Nein, ich werde nicht aufgeben. Der Satz zu Lied 374 ist immerhin abgedruckt. An dem werde ich mich orientieren, um diese unerträgliche Stille zu überbrücken. Wäre der Choral bloß nicht mit so vielen komplizierten Läufen gespickt! Die meistere ich niemals aus dem Stegreif! Das braucht Übung für einen mittelmäßigen Organisten wie mich. Erst in einer Woche wäre ich für ein öffentliches Vorspielen bereit! Nein, ich spiele trotz aller von Schlötzelschen Steine auf den Tasten. Die Gemeinde fixiert mich ratlos, beinahe mitleidig, und Adele singt in den höchsten Tönen. Wie penetrant sie die Rs beim Singen rollt! Bei jedem Gemeindefest prahlt sie mit ihrer Gesangsausbildung. Ich kann nichts Schönes im Klang ihrer Stimme entdecken. Sie hat die Stimme eines Aasgeiers. Ihre Stimme und mein Spiel sind weit davon entfernt, im Einklang zu verschmelzen.
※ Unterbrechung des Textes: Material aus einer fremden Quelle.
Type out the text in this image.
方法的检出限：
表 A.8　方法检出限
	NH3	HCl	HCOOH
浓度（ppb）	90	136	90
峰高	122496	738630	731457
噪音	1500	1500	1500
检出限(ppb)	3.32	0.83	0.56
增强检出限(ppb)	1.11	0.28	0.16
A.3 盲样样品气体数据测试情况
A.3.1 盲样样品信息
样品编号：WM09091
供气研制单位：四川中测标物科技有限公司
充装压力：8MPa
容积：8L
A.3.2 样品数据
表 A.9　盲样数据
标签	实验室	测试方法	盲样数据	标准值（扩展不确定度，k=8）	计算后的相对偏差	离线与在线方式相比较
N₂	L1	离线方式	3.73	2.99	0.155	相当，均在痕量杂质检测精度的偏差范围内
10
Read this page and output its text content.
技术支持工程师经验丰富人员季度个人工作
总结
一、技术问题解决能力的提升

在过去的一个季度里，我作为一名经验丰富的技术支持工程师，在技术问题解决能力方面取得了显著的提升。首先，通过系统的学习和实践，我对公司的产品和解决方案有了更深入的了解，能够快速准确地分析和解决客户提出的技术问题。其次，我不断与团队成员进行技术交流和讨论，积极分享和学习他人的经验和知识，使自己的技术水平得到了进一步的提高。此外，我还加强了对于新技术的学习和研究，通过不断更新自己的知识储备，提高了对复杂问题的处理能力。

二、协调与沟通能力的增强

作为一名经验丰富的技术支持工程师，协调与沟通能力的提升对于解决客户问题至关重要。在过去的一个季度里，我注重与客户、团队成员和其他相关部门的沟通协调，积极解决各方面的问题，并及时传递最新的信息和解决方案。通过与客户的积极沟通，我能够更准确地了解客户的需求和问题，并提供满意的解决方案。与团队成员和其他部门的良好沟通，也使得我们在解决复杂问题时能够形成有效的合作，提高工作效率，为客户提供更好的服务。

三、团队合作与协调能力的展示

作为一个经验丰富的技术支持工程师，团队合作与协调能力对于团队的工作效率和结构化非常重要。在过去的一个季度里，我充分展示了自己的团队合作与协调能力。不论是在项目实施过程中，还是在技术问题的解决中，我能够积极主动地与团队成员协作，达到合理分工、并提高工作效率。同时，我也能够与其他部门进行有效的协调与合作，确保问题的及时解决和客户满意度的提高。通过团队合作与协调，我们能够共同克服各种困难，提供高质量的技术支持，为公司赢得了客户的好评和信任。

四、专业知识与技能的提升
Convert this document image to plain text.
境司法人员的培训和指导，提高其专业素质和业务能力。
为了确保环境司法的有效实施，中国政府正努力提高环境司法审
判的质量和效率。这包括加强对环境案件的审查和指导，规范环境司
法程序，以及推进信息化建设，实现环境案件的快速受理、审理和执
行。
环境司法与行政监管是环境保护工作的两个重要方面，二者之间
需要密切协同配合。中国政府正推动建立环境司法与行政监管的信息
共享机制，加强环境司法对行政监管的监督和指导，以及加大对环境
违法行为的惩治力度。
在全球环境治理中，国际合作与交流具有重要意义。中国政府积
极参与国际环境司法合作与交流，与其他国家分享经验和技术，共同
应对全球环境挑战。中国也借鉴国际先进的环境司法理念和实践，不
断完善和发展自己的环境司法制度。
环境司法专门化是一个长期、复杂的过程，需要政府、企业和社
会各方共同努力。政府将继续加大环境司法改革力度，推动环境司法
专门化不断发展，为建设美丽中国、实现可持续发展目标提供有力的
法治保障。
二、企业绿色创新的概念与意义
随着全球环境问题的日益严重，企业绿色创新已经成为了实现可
Adele kennt die wahre Melodie von Lied 375. Mit ihrem Gesang verkündet sie lauthals meine Niederlage. Ihr Silberblick färbt sich golden. „Thorsten, warum läßt du nicht mich an die Orgel?“ ruft sie euphorisch von ihrem Thron.
„Wer ist Thorsten?“ antwortet der Pastor. „Und was machst du überhaupt da oben? Wir brauchen dich hier unten an der Orgel, Adele!“
„Das muß ein Irrtum sein!“ kämpfe ich für mein Recht. „Ich wußte nichts von Choral 375, ich kann Ihnen meine Übersicht zeigen! Sehen Sie sich doch mein Choralbuch an. Es gibt hier kein Lied 375!“
Adele stolziert mit der Kopfhaltung einer Königin die Treppe zur Empore hinab. „Was glaubst du eigentlich, wer du bist?“ schreie ich sie an.
Sie steigt auf den Platz steigt, den ich immer noch hartnäckig verteidige. Ihr plumpes Gesäß rutscht durch meine Oberschenkel, während ihr Hinterkopf durch mein Gesicht stößt wie durch eine Nebelmauer.

"Ein Organist" ist angelehnt an den Stil einer meiner Lieblingsautoren: Franz Kafka. Aber überzeugt euch besser selbst... Ich bin übrigens auch selbst Kirchenorganistin. Abgesehen von der kalten Kirche und den Tasten, die mir wie Eisblöcke erscheinen, ist diese Geschichte allerdings pure Fiktion.